There is little girl somewhere near here, screaming and shrieking. I hate that. I am so glad I discouraged it in my daughter–it sounds awful. Why would it be fun to scream constantly? Shaddup obnoxious girl type person!
Oh, and I am now quite poor. Washer was over 1000 smackeroos. I may turn to prostitution–I hear it pays well.
The Kid surprised me with a call last night at 11. “Dad, Carlos says I have a nail in my tire, but we put air in it and I can get home…”
So my morning was changing so the spare is on, send HER to Discount Tire to get the thing fixed (Don’t look at me like that…SHE hit the nail, and the tire has a gaurantee…)…
She was crabby about it, because I got crabby when it turned out she’d been leaking air in the tire for 2 days and didn’t tell me (“I kept forgettng…”) until last night.
So I de-stressed with a 2-hour long ride through town, along the river and back here. I just checked the route on Streets & Trips, it looks like I did about 17 miles. Felt good too.
Now, a shower and off to a graduation party for our friend’s kid Kim, who starts law school in the fall. Yeah, the world needs another lawyer, huh?
rigs, If you latch on to a sugar daddy, it’s not technically prostitution, I think. I keep telling the wife that when the lottery money comes in, I’m going to set some PYT up and be her sugar daddy. I guess that’s why I never get to buy the tickets, huh?
Poke chops for supper. It’s raining now. FCD cut down my work table, and he’s now hanging my towel bar.
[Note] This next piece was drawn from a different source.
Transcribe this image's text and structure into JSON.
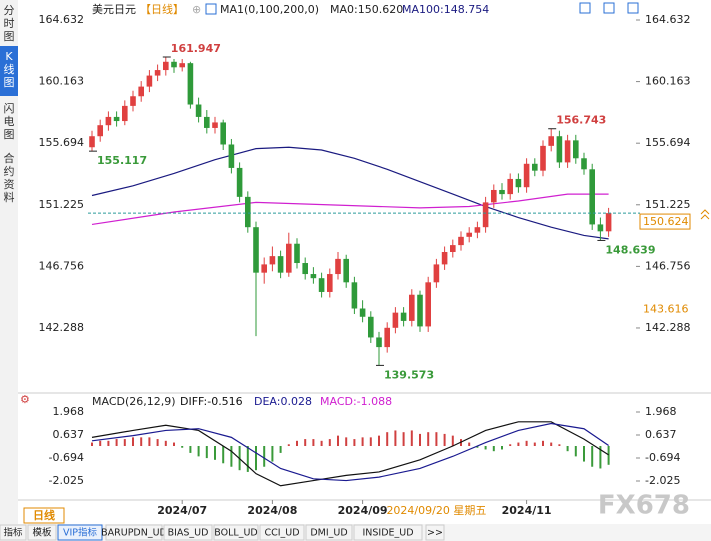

Robert is watching TV. The critters are crashed, waiting for me to feed them - not for another hour, critters!
Pretty much the only way to be a sugar daddy is to be a multi-millionaire, right? If nothing else, that’s what I learned from Marylin Monroe and Rosalind Russell. Did I just make a MM and RR reference? Dang, you’d think I was gay or sump’n.
It is waaaaaaaaay hot here. Thus, we have been at the pool. I came in a bit ago and showered. ACBG is showering right now. I’ll put my company smashed taters (N.O.T.… it just does not get old!) in the oven in a bit so they’ll be all nice and piping hot to take to dinner. I have some of those Pyrex[sup]TM[/sup] tote thingys that have those hot or cold packs that keep food hor or cold, accordingly. I like em.
The taters (N.O.T.) are baking away and making me hungry!!! I’m all dressed and even remembered to set the two bottles of wine we’re taking out so we don’t forget them (this time). I cracked ACBG up a minute ago. He said, “It’s hot out, so I hope we’re not dining al fresco.” I said, “I don’t care what anybody else does, I ain’t eatin’ dinner nekkid.”
It’s been raining all day. Despite that, I got a lot done. Woke up relatively early, got my hair cut, bought a couple of shirts. I tried on polos, but well, here’s a little secret that I will only reveal to you folks–I look unbelievably stupid in polos. Og forbid I ever have to wear them for any reason–it ain’t going to be pretty.
If I ever become wealthy, I think I’m going to be the sugar mama of a few cute young things. That would be fun.